Abschließend weist der EuGH darauf hin, dass die LMIV das Ziel habe, ein hohes Verbraucherschutzniveau in Bezug auf das Recht der Verbraucher auf Informationen zu gewährleisten. Die Erreichung dieses Ziel bezweckten auch die streitgegenständlichen Regelungen. Entgegen dem Vorbringen der deutschen Behörde könne das Ziel des Verbraucherschutzes, das dem im Gesetz vorgesehenen Verbot der Irreführung der Verbraucher zugrunde liegt, jedoch auch erreicht werden, ohne dass der Verbraucher auf den Unterschied zwischen der tatsächlichen Zusammensetzung eines Lebensmittels und derjenigen, die er grundsätzlich erwarten dürfte, durch Angaben im Hauptsichtfeld aufmerksam gemacht werden muss. Um das Ziel der zutreffenden Verbraucherinformation zu erreichen, genüge es nämlich, dass die Bezeichnung des Lebensmittels sowie das Verzeichnis der Zutaten, aus denen es besteht, auf der Rückseite der Verpackung in zutreffenden, klaren und leicht verständlichen Worten aufgeführt werde.

Anmerkung

Die vorliegende Entscheidung ist zu begrüßen. Die Frage, was unter dem Begriff „Produktname“ zu verstehen ist, war auch schon in der Vergangenheit Gegenstand diverser Diskussionen.

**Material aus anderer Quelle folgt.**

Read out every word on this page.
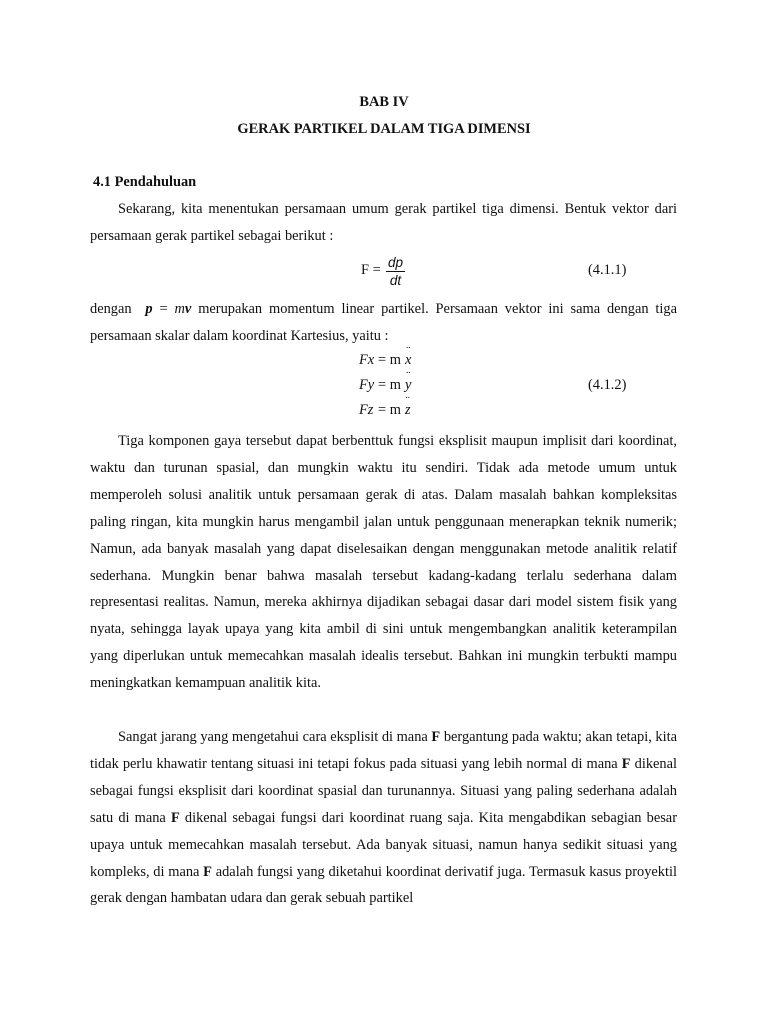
BAB IV
GERAK PARTIKEL DALAM TIGA DIMENSI
4.1 Pendahuluan

Sekarang, kita menentukan persamaan umum gerak partikel tiga dimensi. Bentuk vektor dari persamaan gerak partikel sebagai berikut :

$F = \frac{dp}{dt}$	(4.1.1)

dengan p = mv merupakan momentum linear partikel. Persamaan vektor ini sama dengan tiga persamaan skalar dalam koordinat Kartesius, yaitu :

Fx = m ¨ x
Fy = m ¨ y	(4.1.2)
Fz = m ¨ z

Tiga komponen gaya tersebut dapat berbenttuk fungsi eksplisit maupun implisit dari koordinat, waktu dan turunan spasial, dan mungkin waktu itu sendiri. Tidak ada metode umum untuk memperoleh solusi analitik untuk persamaan gerak di atas. Dalam masalah bahkan kompleksitas paling ringan, kita mungkin harus mengambil jalan untuk penggunaan menerapkan teknik numerik; Namun, ada banyak masalah yang dapat diselesaikan dengan menggunakan metode analitik relatif sederhana. Mungkin benar bahwa masalah tersebut kadang-kadang terlalu sederhana dalam representasi realitas. Namun, mereka akhirnya dijadikan sebagai dasar dari model sistem fisik yang nyata, sehingga layak upaya yang kita ambil di sini untuk mengembangkan analitik keterampilan yang diperlukan untuk memecahkan masalah idealis tersebut. Bahkan ini mungkin terbukti mampu meningkatkan kemampuan analitik kita.

Sangat jarang yang mengetahui cara eksplisit di mana F bergantung pada waktu; akan tetapi, kita tidak perlu khawatir tentang situasi ini tetapi fokus pada situasi yang lebih normal di mana F dikenal sebagai fungsi eksplisit dari koordinat spasial dan turunannya. Situasi yang paling sederhana adalah satu di mana F dikenal sebagai fungsi dari koordinat ruang saja. Kita mengabdikan sebagian besar upaya untuk memecahkan masalah tersebut. Ada banyak situasi, namun hanya sedikit situasi yang kompleks, di mana F adalah fungsi yang diketahui koordinat derivatif juga. Termasuk kasus proyektil gerak dengan hambatan udara dan gerak sebuah partikel
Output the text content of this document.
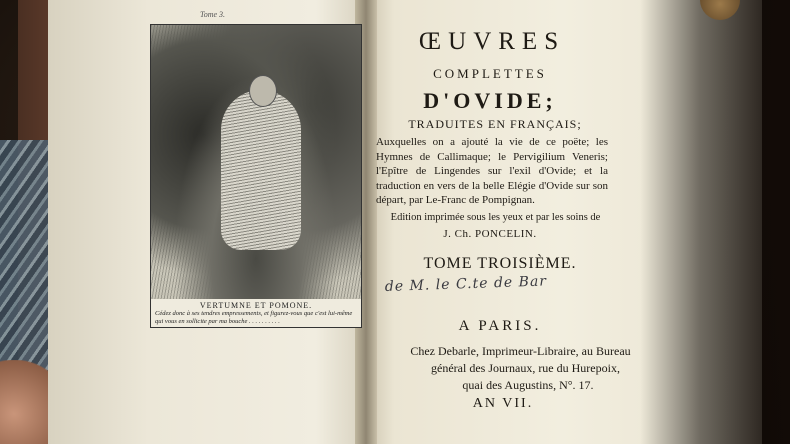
Tome 3.
VERTUMNE ET POMONE.
Cédez donc à ses tendres empressements, et figurez-vous que c'est lui-même qui vous en sollicite par ma bouche . . . . . . . . . .
ŒUVRES
COMPLETTES
D'OVIDE;
TRADUITES EN FRANÇAIS;
Auxquelles on a ajouté la vie de ce poëte; les Hymnes de Callimaque; le Pervigilium Veneris; l'Epître de Lingendes sur l'exil d'Ovide; et la traduction en vers de la belle Elégie d'Ovide sur son départ, par Le-Franc de Pompignan.
Edition imprimée sous les yeux et par les soins de
J. Ch. PONCELIN.
TOME TROISIÈME.
de M. le C.te de Bar
A PARIS.
Chez Debarle, Imprimeur-Libraire, au Bureau
général des Journaux, rue du Hurepoix,
quai des Augustins, N°. 17.
AN VII.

So haben bspw. ALS und ALTS einen gemeinsamen Beschluss veröffentlicht. Dieser wurde mit den Beschlüssen der 80. Arbeitstagung des ALTS aus November 2017 unter TOP 03 veröffentlicht. Darin vertraten ALS und ALTS die Auffassung, dass es sich bei der „Bezeichnung des Lebensmittels“ und dem „Produktnamen“ um zwei voneinander zu unterscheidende Rechtsbegriffe handelt. Da die Imitatregelung aus Anhang VI Teil A Nr. 4 gewährleisten solle, dass der Verbraucher Imitate auf den ersten Blick erkennen könne, sei der „Produktname“ grundsätzlich die Angabe, mit der ein Lebensmittel blickfangmäßig bezeichnet werde und die den Verbraucher, ggf. auch unter Berücksichtigung der sonstigen Aufmachung, einen bestimmten Bestandteil oder eine bestimmte Zutat erwarten lasse.

Dieser Auslegung hat der EuGH nunmehr eine klare Absage erteilt. Im Gegenteil hat er entschieden, dass mit dem Begriff „Produktname“ lediglich die Bezeichnung im Rechtssinne gemeint ist. Davon zu trennen sind Handelsmarken und Fantasiebezeichnungen, die selbstverständlich nicht irreführend sein dürfen. Gleichwohl muss der erforderliche Hinweis auf eine Austausch- oder Ersatzzutat nach Anhang VI Teil A Nr. 4 LMIV ausschließlich in der Bezeichnung erfolgen, nicht aber im Zusammenhang mit einer Handelsmarke.

Insoweit ist zu erwarten, dass der gemeinsame Beschluss von ALS und ALTS aufgehoben wird. Somit zeigt sich ein weiteres Mal, dass es sich bei den entsprechenden Beschlüssen um unverbindliche Rechtsmeinungen handelt, die gerichtlich überprüfbar sind.